If you want a quick formula without a chart, the standard calculation multiplies 0.0175 by the activity’s intensity value by your weight in kilograms, giving you calories per minute. Multiply that by how long the mile takes, and you get a reasonable estimate. But for most people, just finding your weight range in the table above is faster and accurate enough.
Hills and Terrain Change the Math
Walking or running uphill adds a significant calorie cost. For a 150-pound person, every 1% of uphill grade adds about 10 extra calories per mile, roughly a 12% increase. So a mile on a 5% incline burns about 50% more than the same mile on flat ground. That’s a substantial difference, and it’s one reason hilly routes feel so much harder than their distance suggests.
The surface under your feet matters too. Walking a mile on soft sand burns 20 to 50% more calories than walking the same distance on pavement. Loose gravel, snow, and uneven trails have a similar effect, though not quite as extreme as deep sand. Your muscles work harder to stabilize with each step, and your foot sinks slightly instead of pushing off a firm surface.
How Accurate Is Your Fitness Tracker?
If you’re relying on a smartwatch to count your mile’s calories, take the number with a grain of salt. Research from Harvard’s engineering school found that wearable devices have estimated error rates of 30 to 80% for calorie calculations. The step count and distance tend to be fairly reliable, but the calorie translation involves assumptions about your metabolism, efficiency, and body composition that the device can only guess at.
The calorie figure your watch shows is also a “gross” number, meaning it includes the calories you would have burned anyway just sitting on the couch. To figure out how many extra calories your walk actually cost you, subtract what you’d burn at rest for the same time period. For most people, that’s roughly 1 calorie per minute. So if your brisk mile took 15 minutes and your watch says 100 calories, the net burn from the exercise itself is closer to 85.
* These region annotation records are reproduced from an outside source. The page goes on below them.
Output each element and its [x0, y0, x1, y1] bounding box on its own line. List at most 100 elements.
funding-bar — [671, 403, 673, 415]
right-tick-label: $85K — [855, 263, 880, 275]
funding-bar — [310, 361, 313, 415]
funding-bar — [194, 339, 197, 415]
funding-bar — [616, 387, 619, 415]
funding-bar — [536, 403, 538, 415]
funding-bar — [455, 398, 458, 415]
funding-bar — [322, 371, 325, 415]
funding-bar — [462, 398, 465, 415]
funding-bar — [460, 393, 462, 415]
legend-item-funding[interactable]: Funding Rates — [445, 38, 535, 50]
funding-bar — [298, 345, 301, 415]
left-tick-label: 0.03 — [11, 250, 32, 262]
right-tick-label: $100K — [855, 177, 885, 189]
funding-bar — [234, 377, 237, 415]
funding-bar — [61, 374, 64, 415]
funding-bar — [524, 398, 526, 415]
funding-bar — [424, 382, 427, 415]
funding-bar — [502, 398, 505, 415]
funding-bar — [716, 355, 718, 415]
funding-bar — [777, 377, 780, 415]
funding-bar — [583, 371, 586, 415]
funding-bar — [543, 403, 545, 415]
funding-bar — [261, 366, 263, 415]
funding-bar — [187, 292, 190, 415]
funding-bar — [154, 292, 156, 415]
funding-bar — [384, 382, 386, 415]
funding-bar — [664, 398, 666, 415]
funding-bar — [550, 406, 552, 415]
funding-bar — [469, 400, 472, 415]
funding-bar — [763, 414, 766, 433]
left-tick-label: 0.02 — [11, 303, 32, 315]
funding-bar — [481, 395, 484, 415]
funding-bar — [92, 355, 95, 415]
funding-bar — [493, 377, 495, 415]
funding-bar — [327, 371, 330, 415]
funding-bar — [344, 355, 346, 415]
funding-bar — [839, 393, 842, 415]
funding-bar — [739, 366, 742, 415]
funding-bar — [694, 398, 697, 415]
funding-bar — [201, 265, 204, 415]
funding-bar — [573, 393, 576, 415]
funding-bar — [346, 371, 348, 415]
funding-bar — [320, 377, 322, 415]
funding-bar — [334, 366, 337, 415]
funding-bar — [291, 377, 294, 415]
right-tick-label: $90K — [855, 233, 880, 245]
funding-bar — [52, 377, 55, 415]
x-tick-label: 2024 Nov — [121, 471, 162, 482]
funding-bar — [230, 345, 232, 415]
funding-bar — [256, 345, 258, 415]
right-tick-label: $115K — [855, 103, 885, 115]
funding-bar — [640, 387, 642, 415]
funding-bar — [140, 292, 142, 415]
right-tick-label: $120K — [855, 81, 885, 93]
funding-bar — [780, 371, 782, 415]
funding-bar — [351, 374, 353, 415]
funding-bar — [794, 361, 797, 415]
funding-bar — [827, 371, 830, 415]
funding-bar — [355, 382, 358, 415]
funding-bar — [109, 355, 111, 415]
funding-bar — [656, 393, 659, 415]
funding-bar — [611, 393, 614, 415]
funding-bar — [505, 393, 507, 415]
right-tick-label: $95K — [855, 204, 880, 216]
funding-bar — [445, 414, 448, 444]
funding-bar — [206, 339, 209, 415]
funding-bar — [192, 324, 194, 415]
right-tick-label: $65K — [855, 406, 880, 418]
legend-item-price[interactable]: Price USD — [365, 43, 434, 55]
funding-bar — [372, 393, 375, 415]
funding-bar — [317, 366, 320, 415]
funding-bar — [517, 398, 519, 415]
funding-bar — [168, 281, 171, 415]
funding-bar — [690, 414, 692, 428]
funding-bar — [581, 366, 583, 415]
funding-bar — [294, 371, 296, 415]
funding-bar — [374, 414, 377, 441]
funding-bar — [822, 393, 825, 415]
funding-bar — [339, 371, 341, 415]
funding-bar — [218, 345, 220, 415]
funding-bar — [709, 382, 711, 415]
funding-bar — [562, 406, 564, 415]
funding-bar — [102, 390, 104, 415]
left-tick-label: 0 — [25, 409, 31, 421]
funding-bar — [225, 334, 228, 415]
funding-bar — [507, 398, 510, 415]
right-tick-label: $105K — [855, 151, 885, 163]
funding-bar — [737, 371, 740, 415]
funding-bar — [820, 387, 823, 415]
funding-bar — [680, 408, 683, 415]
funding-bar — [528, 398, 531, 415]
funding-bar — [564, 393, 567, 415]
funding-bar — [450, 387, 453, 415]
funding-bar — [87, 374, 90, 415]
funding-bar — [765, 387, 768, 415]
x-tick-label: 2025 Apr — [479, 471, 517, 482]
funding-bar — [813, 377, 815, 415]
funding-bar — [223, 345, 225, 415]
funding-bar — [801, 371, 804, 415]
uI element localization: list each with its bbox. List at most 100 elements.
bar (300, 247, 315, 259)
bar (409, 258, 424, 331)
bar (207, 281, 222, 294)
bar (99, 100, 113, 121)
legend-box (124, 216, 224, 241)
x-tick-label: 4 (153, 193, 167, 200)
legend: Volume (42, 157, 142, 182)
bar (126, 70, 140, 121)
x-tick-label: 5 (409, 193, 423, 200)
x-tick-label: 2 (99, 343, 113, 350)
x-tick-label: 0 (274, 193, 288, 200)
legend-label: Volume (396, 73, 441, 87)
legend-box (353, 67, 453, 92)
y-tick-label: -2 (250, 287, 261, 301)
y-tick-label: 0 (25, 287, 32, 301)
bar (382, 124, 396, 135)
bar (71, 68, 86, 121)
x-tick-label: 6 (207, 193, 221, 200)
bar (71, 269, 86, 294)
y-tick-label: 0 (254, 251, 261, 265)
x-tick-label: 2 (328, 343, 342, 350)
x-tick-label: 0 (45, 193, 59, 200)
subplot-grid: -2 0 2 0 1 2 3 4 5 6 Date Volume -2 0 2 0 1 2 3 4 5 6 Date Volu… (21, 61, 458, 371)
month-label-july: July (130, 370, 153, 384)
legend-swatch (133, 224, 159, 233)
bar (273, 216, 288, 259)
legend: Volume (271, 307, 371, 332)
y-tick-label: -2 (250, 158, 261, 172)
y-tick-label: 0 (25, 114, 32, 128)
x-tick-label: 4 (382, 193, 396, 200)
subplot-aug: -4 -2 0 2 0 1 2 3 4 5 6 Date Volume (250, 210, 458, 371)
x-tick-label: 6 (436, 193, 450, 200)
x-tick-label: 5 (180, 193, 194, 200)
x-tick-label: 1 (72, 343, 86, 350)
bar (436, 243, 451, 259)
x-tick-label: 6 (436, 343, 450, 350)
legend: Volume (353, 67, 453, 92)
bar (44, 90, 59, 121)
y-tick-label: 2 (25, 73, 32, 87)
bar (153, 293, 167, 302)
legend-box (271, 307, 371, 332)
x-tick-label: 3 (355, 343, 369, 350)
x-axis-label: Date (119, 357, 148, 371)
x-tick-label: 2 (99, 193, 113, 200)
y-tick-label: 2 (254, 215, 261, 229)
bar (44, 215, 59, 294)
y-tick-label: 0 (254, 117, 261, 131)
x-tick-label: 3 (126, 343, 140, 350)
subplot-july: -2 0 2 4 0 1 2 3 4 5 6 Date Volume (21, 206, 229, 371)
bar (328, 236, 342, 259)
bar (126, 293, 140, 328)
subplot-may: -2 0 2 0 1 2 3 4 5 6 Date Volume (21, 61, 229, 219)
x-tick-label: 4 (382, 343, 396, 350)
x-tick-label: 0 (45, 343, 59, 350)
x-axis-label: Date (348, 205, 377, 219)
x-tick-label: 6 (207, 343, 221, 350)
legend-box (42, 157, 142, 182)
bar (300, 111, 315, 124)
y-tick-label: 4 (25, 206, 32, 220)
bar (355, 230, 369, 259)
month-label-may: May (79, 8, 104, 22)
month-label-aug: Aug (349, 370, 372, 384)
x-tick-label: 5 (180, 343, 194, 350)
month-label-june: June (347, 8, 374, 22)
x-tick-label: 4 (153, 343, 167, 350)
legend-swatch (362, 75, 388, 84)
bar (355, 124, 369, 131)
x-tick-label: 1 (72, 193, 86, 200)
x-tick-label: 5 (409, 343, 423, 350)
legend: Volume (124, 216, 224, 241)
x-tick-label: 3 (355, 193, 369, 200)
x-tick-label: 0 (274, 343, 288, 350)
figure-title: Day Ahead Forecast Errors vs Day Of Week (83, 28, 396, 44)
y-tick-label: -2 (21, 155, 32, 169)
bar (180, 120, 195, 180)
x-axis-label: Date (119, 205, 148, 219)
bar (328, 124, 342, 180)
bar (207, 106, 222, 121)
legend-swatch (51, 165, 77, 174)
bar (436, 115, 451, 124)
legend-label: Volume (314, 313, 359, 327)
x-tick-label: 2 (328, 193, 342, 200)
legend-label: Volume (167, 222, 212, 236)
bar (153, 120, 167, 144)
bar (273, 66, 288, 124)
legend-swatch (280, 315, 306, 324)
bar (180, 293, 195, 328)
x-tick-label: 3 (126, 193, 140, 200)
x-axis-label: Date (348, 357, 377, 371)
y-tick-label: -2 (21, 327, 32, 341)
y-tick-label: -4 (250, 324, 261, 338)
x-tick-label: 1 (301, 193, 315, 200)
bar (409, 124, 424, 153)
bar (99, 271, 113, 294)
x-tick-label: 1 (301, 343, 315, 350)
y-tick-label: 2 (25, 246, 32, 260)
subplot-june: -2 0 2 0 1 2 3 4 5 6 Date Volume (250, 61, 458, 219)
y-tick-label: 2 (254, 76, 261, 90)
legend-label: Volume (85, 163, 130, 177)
Putting It Into Practical Terms
One mile of walking is a modest calorie burn on its own. For a 160-pound person, that 85 to 91 calories is about the energy in a medium banana or a single slice of bread. It takes roughly 35 miles of walking to burn a pound of body fat, assuming no changes in what you eat. That’s not discouraging; it’s just realistic. The value of a daily mile adds up over weeks and months, not individual walks.
If your goal is to increase the calorie cost of a mile without running, the most effective lever is choosing hilly terrain. A steep route can nearly double the burn compared to a flat sidewalk. Walking on grass, trails, or sand also helps. And of course, the more you weigh, the more each mile costs in energy, which means the calorie benefit of walking is actually greatest for the people who are just starting out.